Nei social network dove si accede in modo nominale – visto che il finanziamento avviene tramite la consegna agli inserzionisti dei dati personali e comportamentali degli utenti – la privacy è invasa e la manipolazione dei comportamenti (consumistici ma anche politici) su vasta scala non solo è possibile ma già effettiva. Gli algoritmi, infatti, non sono neutrali. Dove sono finiti i principi fondanti delle nostre istituzioni democratiche come la presunzione di innocenza e il diritto ad essere giudicati da un tribunale e non dalla piazza, magari aizzata, o il diritto all’autodeterminazione tutelato dalla privacy? Oppure semplicemente la tolleranza nei confronti delle opinioni altrui? A questi quesiti sociopolitici che richiederebbero, con adeguate riforme giuridiche, il coraggio e la volontà di non seguire l’onda del popolaccio se ne aggiungono altri di natura economica e fiscale.

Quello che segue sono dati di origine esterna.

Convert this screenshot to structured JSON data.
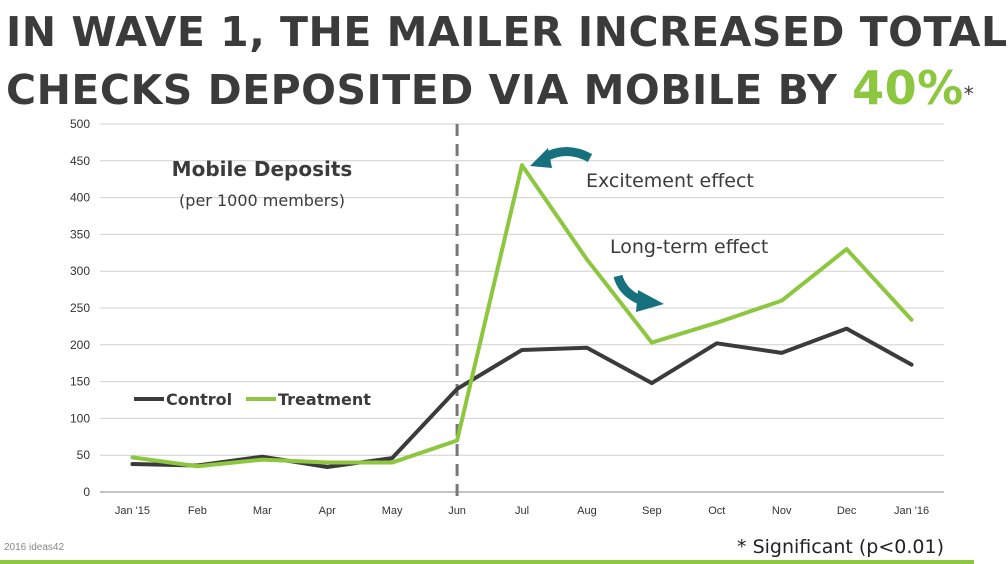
{
  "header": {
    "line1": "IN WAVE 1, THE MAILER INCREASED TOTAL",
    "line2": "CHECKS DEPOSITED VIA MOBILE BY ",
    "highlight": "40%",
    "marker": "*"
  },
  "colors": {
    "control": "#3b3b3b",
    "treatment": "#8dc63f",
    "arrow": "#17707e",
    "grid": "#d0d0d0"
  },
  "footer": {
    "left": "2016 ideas42",
    "right": "* Significant (p<0.01)"
  },
  "chart_data": {
    "type": "line",
    "title": "Mobile Deposits",
    "subtitle": "(per 1000 members)",
    "categories": [
      "Jan '15",
      "Feb",
      "Mar",
      "Apr",
      "May",
      "Jun",
      "Jul",
      "Aug",
      "Sep",
      "Oct",
      "Nov",
      "Dec",
      "Jan '16"
    ],
    "series": [
      {
        "name": "Control",
        "values": [
          38,
          36,
          48,
          34,
          46,
          140,
          193,
          196,
          148,
          202,
          189,
          222,
          173
        ]
      },
      {
        "name": "Treatment",
        "values": [
          47,
          35,
          44,
          40,
          40,
          70,
          444,
          316,
          203,
          230,
          260,
          330,
          234
        ]
      }
    ],
    "ylim": [
      0,
      500
    ],
    "yticks": [
      0,
      50,
      100,
      150,
      200,
      250,
      300,
      350,
      400,
      450,
      500
    ],
    "grid": true,
    "legend_position": "left-middle",
    "reference_line": {
      "at": "Jun",
      "style": "dashed"
    },
    "annotations": [
      {
        "text": "Excitement effect",
        "near": "Jul"
      },
      {
        "text": "Long-term effect",
        "near": "Sep"
      }
    ]
  }
}
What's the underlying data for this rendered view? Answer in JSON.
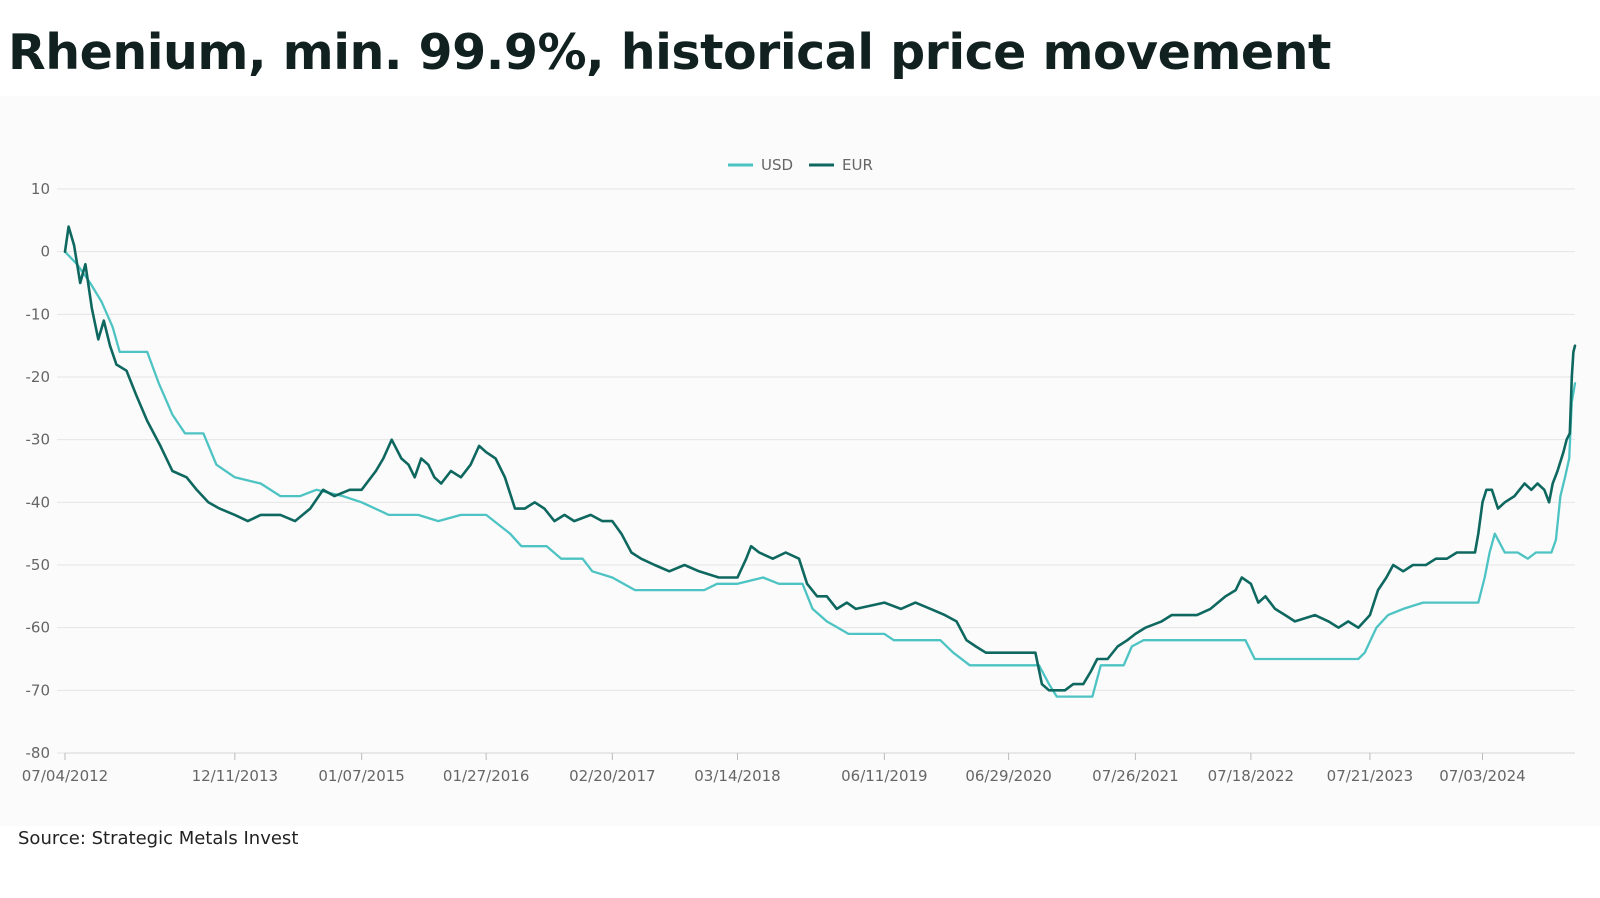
{
  "page": {
    "title": "Rhenium, min. 99.9%, historical price movement",
    "source": "Source: Strategic Metals Invest"
  },
  "chart_data": {
    "type": "line",
    "title": "",
    "xlabel": "",
    "ylabel": "",
    "ylim": [
      -80,
      10
    ],
    "yticks": [
      10,
      0,
      -10,
      -20,
      -30,
      -40,
      -50,
      -60,
      -70,
      -80
    ],
    "xlim": [
      "07/04/2012",
      "04/15/2025"
    ],
    "xticks": [
      "07/04/2012",
      "12/11/2013",
      "01/07/2015",
      "01/27/2016",
      "02/20/2017",
      "03/14/2018",
      "06/11/2019",
      "06/29/2020",
      "07/26/2021",
      "07/18/2022",
      "07/21/2023",
      "07/03/2024"
    ],
    "grid": true,
    "legend": "top-center",
    "series": [
      {
        "name": "USD",
        "color": "#4ec3c3",
        "points": [
          [
            "07/04/2012",
            0
          ],
          [
            "08/10/2012",
            -2
          ],
          [
            "09/20/2012",
            -5
          ],
          [
            "10/25/2012",
            -8
          ],
          [
            "11/28/2012",
            -12
          ],
          [
            "12/20/2012",
            -16
          ],
          [
            "03/15/2013",
            -16
          ],
          [
            "04/20/2013",
            -21
          ],
          [
            "06/01/2013",
            -26
          ],
          [
            "07/10/2013",
            -29
          ],
          [
            "09/05/2013",
            -29
          ],
          [
            "10/15/2013",
            -34
          ],
          [
            "12/11/2013",
            -36
          ],
          [
            "03/01/2014",
            -37
          ],
          [
            "05/01/2014",
            -39
          ],
          [
            "07/01/2014",
            -39
          ],
          [
            "08/20/2014",
            -38
          ],
          [
            "11/10/2014",
            -39
          ],
          [
            "01/07/2015",
            -40
          ],
          [
            "04/01/2015",
            -42
          ],
          [
            "07/01/2015",
            -42
          ],
          [
            "09/01/2015",
            -43
          ],
          [
            "11/10/2015",
            -42
          ],
          [
            "01/27/2016",
            -42
          ],
          [
            "04/10/2016",
            -45
          ],
          [
            "05/15/2016",
            -47
          ],
          [
            "08/01/2016",
            -47
          ],
          [
            "09/15/2016",
            -49
          ],
          [
            "11/20/2016",
            -49
          ],
          [
            "12/20/2016",
            -51
          ],
          [
            "02/20/2017",
            -52
          ],
          [
            "05/01/2017",
            -54
          ],
          [
            "12/01/2017",
            -54
          ],
          [
            "01/10/2018",
            -53
          ],
          [
            "03/14/2018",
            -53
          ],
          [
            "06/01/2018",
            -52
          ],
          [
            "07/20/2018",
            -53
          ],
          [
            "10/01/2018",
            -53
          ],
          [
            "11/01/2018",
            -57
          ],
          [
            "12/15/2018",
            -59
          ],
          [
            "02/20/2019",
            -61
          ],
          [
            "06/11/2019",
            -61
          ],
          [
            "07/10/2019",
            -62
          ],
          [
            "12/01/2019",
            -62
          ],
          [
            "01/10/2020",
            -64
          ],
          [
            "03/01/2020",
            -66
          ],
          [
            "06/29/2020",
            -66
          ],
          [
            "10/01/2020",
            -66
          ],
          [
            "11/01/2020",
            -69
          ],
          [
            "11/25/2020",
            -71
          ],
          [
            "03/15/2021",
            -71
          ],
          [
            "04/10/2021",
            -66
          ],
          [
            "06/20/2021",
            -66
          ],
          [
            "07/15/2021",
            -63
          ],
          [
            "08/20/2021",
            -62
          ],
          [
            "07/01/2022",
            -62
          ],
          [
            "07/30/2022",
            -65
          ],
          [
            "06/15/2023",
            -65
          ],
          [
            "07/05/2023",
            -64
          ],
          [
            "08/10/2023",
            -60
          ],
          [
            "09/15/2023",
            -58
          ],
          [
            "11/01/2023",
            -57
          ],
          [
            "01/01/2024",
            -56
          ],
          [
            "05/10/2024",
            -56
          ],
          [
            "06/20/2024",
            -56
          ],
          [
            "07/10/2024",
            -52
          ],
          [
            "07/25/2024",
            -48
          ],
          [
            "08/10/2024",
            -45
          ],
          [
            "09/10/2024",
            -48
          ],
          [
            "10/20/2024",
            -48
          ],
          [
            "11/20/2024",
            -49
          ],
          [
            "12/15/2024",
            -48
          ],
          [
            "02/01/2025",
            -48
          ],
          [
            "02/15/2025",
            -46
          ],
          [
            "03/01/2025",
            -39
          ],
          [
            "03/15/2025",
            -36
          ],
          [
            "03/28/2025",
            -33
          ],
          [
            "04/05/2025",
            -24
          ],
          [
            "04/15/2025",
            -21
          ]
        ]
      },
      {
        "name": "EUR",
        "color": "#0f6860",
        "points": [
          [
            "07/04/2012",
            0
          ],
          [
            "07/15/2012",
            4
          ],
          [
            "08/01/2012",
            1
          ],
          [
            "08/20/2012",
            -5
          ],
          [
            "09/05/2012",
            -2
          ],
          [
            "09/25/2012",
            -9
          ],
          [
            "10/15/2012",
            -14
          ],
          [
            "11/01/2012",
            -11
          ],
          [
            "11/20/2012",
            -15
          ],
          [
            "12/10/2012",
            -18
          ],
          [
            "01/10/2013",
            -19
          ],
          [
            "02/10/2013",
            -23
          ],
          [
            "03/15/2013",
            -27
          ],
          [
            "04/25/2013",
            -31
          ],
          [
            "06/01/2013",
            -35
          ],
          [
            "07/15/2013",
            -36
          ],
          [
            "08/15/2013",
            -38
          ],
          [
            "09/20/2013",
            -40
          ],
          [
            "10/25/2013",
            -41
          ],
          [
            "12/11/2013",
            -42
          ],
          [
            "01/20/2014",
            -43
          ],
          [
            "03/01/2014",
            -42
          ],
          [
            "05/01/2014",
            -42
          ],
          [
            "06/15/2014",
            -43
          ],
          [
            "08/01/2014",
            -41
          ],
          [
            "09/10/2014",
            -38
          ],
          [
            "10/15/2014",
            -39
          ],
          [
            "12/01/2014",
            -38
          ],
          [
            "01/07/2015",
            -38
          ],
          [
            "02/20/2015",
            -35
          ],
          [
            "03/15/2015",
            -33
          ],
          [
            "04/10/2015",
            -30
          ],
          [
            "05/10/2015",
            -33
          ],
          [
            "06/01/2015",
            -34
          ],
          [
            "06/20/2015",
            -36
          ],
          [
            "07/10/2015",
            -33
          ],
          [
            "08/01/2015",
            -34
          ],
          [
            "08/20/2015",
            -36
          ],
          [
            "09/10/2015",
            -37
          ],
          [
            "10/10/2015",
            -35
          ],
          [
            "11/10/2015",
            -36
          ],
          [
            "12/10/2015",
            -34
          ],
          [
            "01/05/2016",
            -31
          ],
          [
            "01/27/2016",
            -32
          ],
          [
            "02/25/2016",
            -33
          ],
          [
            "03/25/2016",
            -36
          ],
          [
            "04/25/2016",
            -41
          ],
          [
            "05/25/2016",
            -41
          ],
          [
            "06/25/2016",
            -40
          ],
          [
            "07/25/2016",
            -41
          ],
          [
            "08/25/2016",
            -43
          ],
          [
            "09/25/2016",
            -42
          ],
          [
            "10/25/2016",
            -43
          ],
          [
            "12/15/2016",
            -42
          ],
          [
            "01/20/2017",
            -43
          ],
          [
            "02/20/2017",
            -43
          ],
          [
            "03/20/2017",
            -45
          ],
          [
            "04/20/2017",
            -48
          ],
          [
            "05/20/2017",
            -49
          ],
          [
            "07/01/2017",
            -50
          ],
          [
            "08/15/2017",
            -51
          ],
          [
            "10/01/2017",
            -50
          ],
          [
            "11/15/2017",
            -51
          ],
          [
            "01/15/2018",
            -52
          ],
          [
            "03/14/2018",
            -52
          ],
          [
            "04/10/2018",
            -49
          ],
          [
            "04/25/2018",
            -47
          ],
          [
            "05/20/2018",
            -48
          ],
          [
            "07/01/2018",
            -49
          ],
          [
            "08/10/2018",
            -48
          ],
          [
            "09/20/2018",
            -49
          ],
          [
            "10/15/2018",
            -53
          ],
          [
            "11/15/2018",
            -55
          ],
          [
            "12/15/2018",
            -55
          ],
          [
            "01/15/2019",
            -57
          ],
          [
            "02/15/2019",
            -56
          ],
          [
            "03/15/2019",
            -57
          ],
          [
            "06/11/2019",
            -56
          ],
          [
            "08/01/2019",
            -57
          ],
          [
            "09/15/2019",
            -56
          ],
          [
            "11/01/2019",
            -57
          ],
          [
            "12/15/2019",
            -58
          ],
          [
            "01/20/2020",
            -59
          ],
          [
            "02/20/2020",
            -62
          ],
          [
            "03/20/2020",
            -63
          ],
          [
            "04/20/2020",
            -64
          ],
          [
            "06/29/2020",
            -64
          ],
          [
            "09/20/2020",
            -64
          ],
          [
            "10/10/2020",
            -69
          ],
          [
            "11/01/2020",
            -70
          ],
          [
            "12/20/2020",
            -70
          ],
          [
            "01/15/2021",
            -69
          ],
          [
            "02/15/2021",
            -69
          ],
          [
            "03/10/2021",
            -67
          ],
          [
            "03/30/2021",
            -65
          ],
          [
            "05/01/2021",
            -65
          ],
          [
            "06/01/2021",
            -63
          ],
          [
            "07/01/2021",
            -62
          ],
          [
            "07/26/2021",
            -61
          ],
          [
            "08/26/2021",
            -60
          ],
          [
            "10/15/2021",
            -59
          ],
          [
            "11/15/2021",
            -58
          ],
          [
            "02/01/2022",
            -58
          ],
          [
            "03/15/2022",
            -57
          ],
          [
            "05/01/2022",
            -55
          ],
          [
            "06/01/2022",
            -54
          ],
          [
            "06/20/2022",
            -52
          ],
          [
            "07/18/2022",
            -53
          ],
          [
            "08/10/2022",
            -56
          ],
          [
            "09/01/2022",
            -55
          ],
          [
            "10/01/2022",
            -57
          ],
          [
            "11/01/2022",
            -58
          ],
          [
            "12/01/2022",
            -59
          ],
          [
            "02/01/2023",
            -58
          ],
          [
            "03/15/2023",
            -59
          ],
          [
            "04/15/2023",
            -60
          ],
          [
            "05/15/2023",
            -59
          ],
          [
            "06/15/2023",
            -60
          ],
          [
            "07/21/2023",
            -58
          ],
          [
            "08/15/2023",
            -54
          ],
          [
            "09/10/2023",
            -52
          ],
          [
            "10/01/2023",
            -50
          ],
          [
            "11/01/2023",
            -51
          ],
          [
            "12/01/2023",
            -50
          ],
          [
            "01/10/2024",
            -50
          ],
          [
            "02/10/2024",
            -49
          ],
          [
            "03/15/2024",
            -49
          ],
          [
            "04/15/2024",
            -48
          ],
          [
            "05/20/2024",
            -48
          ],
          [
            "06/10/2024",
            -48
          ],
          [
            "06/20/2024",
            -45
          ],
          [
            "07/03/2024",
            -40
          ],
          [
            "07/15/2024",
            -38
          ],
          [
            "08/01/2024",
            -38
          ],
          [
            "08/20/2024",
            -41
          ],
          [
            "09/10/2024",
            -40
          ],
          [
            "10/10/2024",
            -39
          ],
          [
            "11/10/2024",
            -37
          ],
          [
            "12/01/2024",
            -38
          ],
          [
            "12/20/2024",
            -37
          ],
          [
            "01/10/2025",
            -38
          ],
          [
            "01/25/2025",
            -40
          ],
          [
            "02/05/2025",
            -37
          ],
          [
            "02/20/2025",
            -35
          ],
          [
            "03/10/2025",
            -32
          ],
          [
            "03/20/2025",
            -30
          ],
          [
            "03/30/2025",
            -29
          ],
          [
            "04/05/2025",
            -20
          ],
          [
            "04/10/2025",
            -16
          ],
          [
            "04/15/2025",
            -15
          ]
        ]
      }
    ]
  }
}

Di fronte all’odierno strapotere economico-finanziario dei giganti del web (il valore di mercato del cosiddetto GAFAM supera il PIL cumulato della Francia e della Germania) occorre avere la volontà politica di adottare misure incisive simili a quelle della legge votata nel 1890 negli Stati Uniti per contrastare i cartelli della Standard Oil di Rockefeller, l’American Tobacco e il gruppo chimico Du Pont. E trovare inoltre soluzioni internazionali che impediscano un dumping fiscale sistematico.
Questa necessità di non subire ma di governare la rivoluzione digitale e i suoi sviluppi – se si vogliono preservare valori fondamentali per l’individuo e la democrazia – non trova oggi un terreno particolarmente propizio. Infatti, il primo corno del gigante economico digitale è statunitense. Ciò significa che la rete è controllata e usata dai servizi di intelligence e dalle società americane in funzione degli interessi strategici della prima economia mondiale. Il secondo corno è cinese. Ciò significa che la rete è controllata pervasivamente e usata come strumento di potere da un governo autoritario per il quale la privacy, l’autodeterminazione personale e della società civile, i diritti democratici, sono repressi perché considerati d’intralcio al progresso “armonico”, economico e sociale, di un Paese gigantesco che mira a diventare economicamente egemone nel mondo. E che utilizza anche a questo scopo i formidabili strumenti di controllo su scala mondiale che offre la propria tecnologia digitale.
L’Europa, che in questo campo strategico è a rimorchio, non potrà non scegliere da che parte stare. Ma, mi auguro, investendo le proprie energie migliori per cercare da un lato di recuperare il terreno tecnologico perduto e dall’altro per contribuire a dare a una rivoluzione foriera anche di serie minacce un quadro etico-giuridico internazionale indispensabile.